Eleştirilere yanıt veren Başbakan Yardımcısı Veysi Kaynak, “BM Güvenlik Konseyi karar verdiğinde terör örgütü oluşur. Sadece 6-7 ülkenin ilişkileri askıya almasından dolayı bir devlete ‘Siz terör devletisiniz’ demek çok doğru ve kolay değil. Umarım bu sorunlar kısa sürede aşılır. Jandarma Komutanlığımızın 18 ülkeyle protokolü var. Bu sadece Katar için yeni başlayan bir şey değil. Türkiye Cumhuriyeti hükümetlerinin 2001’den beri sürdürdüğü bir politika. Bütün bunların temelinde de 25 Aralık 2001 tarihinde imzalanan güvenlik işbirliği anlaşmasına dayanılarak yapılmaktadır. Türkiye’nin çok boyutlu dış politika hedeflerinin de bir manada yerine getirilmesidir” dedi. AK Parti Grup Başkanvekili Naci Bostancı da “Biz bu anlaşmayı Katar’la bugün yapmadık. Daha önceden yapılmış br anlaşma Meclis’te de onaylanması gerekiyor” diye konuştu.
Öter yandan anlaşmanın detayları da ortaya çıktı. Sözcü'nün haberine göre, anlaşmanın ayrıntıları şu şekilde:
-TBMM'den Katar'da 'TSK unsurlarının konuşlanmasına' onay
TBMM'den geçirilen anlaşmanın en ilginç detayı, Katar'da kurulacak üs için Türkiye hiçbir masraf yapmadı. Tüm masrafları Katar karşıladı. Ayrıca orada görev yaptığı sürece de Mehmetçik'in tüm masrafları yine Katar hükümeti tarafından karşılanacak. Yani Türk askeri, Katar'ın ABD-Suudi Arabistan cephesinin hedefinde olduğu bir dönemde, Katar'ı korumak için bir çeşit 'lejyonerlik' görevi üstlenecek.

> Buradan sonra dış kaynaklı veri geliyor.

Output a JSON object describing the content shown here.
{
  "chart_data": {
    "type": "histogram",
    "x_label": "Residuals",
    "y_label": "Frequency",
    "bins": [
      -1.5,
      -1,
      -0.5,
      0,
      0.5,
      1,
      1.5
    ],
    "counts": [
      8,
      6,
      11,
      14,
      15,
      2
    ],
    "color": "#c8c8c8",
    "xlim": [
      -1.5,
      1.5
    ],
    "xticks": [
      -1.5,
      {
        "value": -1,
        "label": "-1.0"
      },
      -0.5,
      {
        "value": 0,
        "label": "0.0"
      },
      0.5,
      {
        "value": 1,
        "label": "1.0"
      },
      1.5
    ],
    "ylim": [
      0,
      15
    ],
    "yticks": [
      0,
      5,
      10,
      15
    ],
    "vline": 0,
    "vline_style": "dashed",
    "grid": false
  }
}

-Anlaşmanın bir başka önemli unsuru ise, Türk askerinin görev süresi boyunca ortaya çıkabilecek hukuki anlaşmazlıklar konusunda. Anlaşmazlıklar için gerek Katar, gerek Türkiye, gerekse uluslararası mahkemeler tamamen devre dışı bırakılıyor. Yani yaşanacak herhangi bir olayda, adalete başvurma imkanı yok. Anlaşmanın 16. maddesine göre, anlaşmazlıkları çözecek yetkili merci iki ülkenin yerel mahkemeleri ya da uluslararası mahkemeler değil, 'iki ülke hükümetleri' olacak.
-Anlaşmaya ilişkin bir başka önemli unsur ise, Türkiye'nin neden Ortadoğu'da üs kurmak için Katar'ı seçtiği konusunda herhangi bir somut stratejik ya da coğrafi bilgi içermemesi. Anlaşmanın TBMM'deki görüşmeleri sırasında CHP'li vekillerin bu konudaki sorularına, Dışişleri Bakanlığı'ndan Büyükelçi Ümit Yardım yanıt verdi. Yardım, 'Katar'ın 15 Temmuz darbe girişimi sırasında mevcut hükümetin yanında tüm gücüyle durduğunu' söyledi.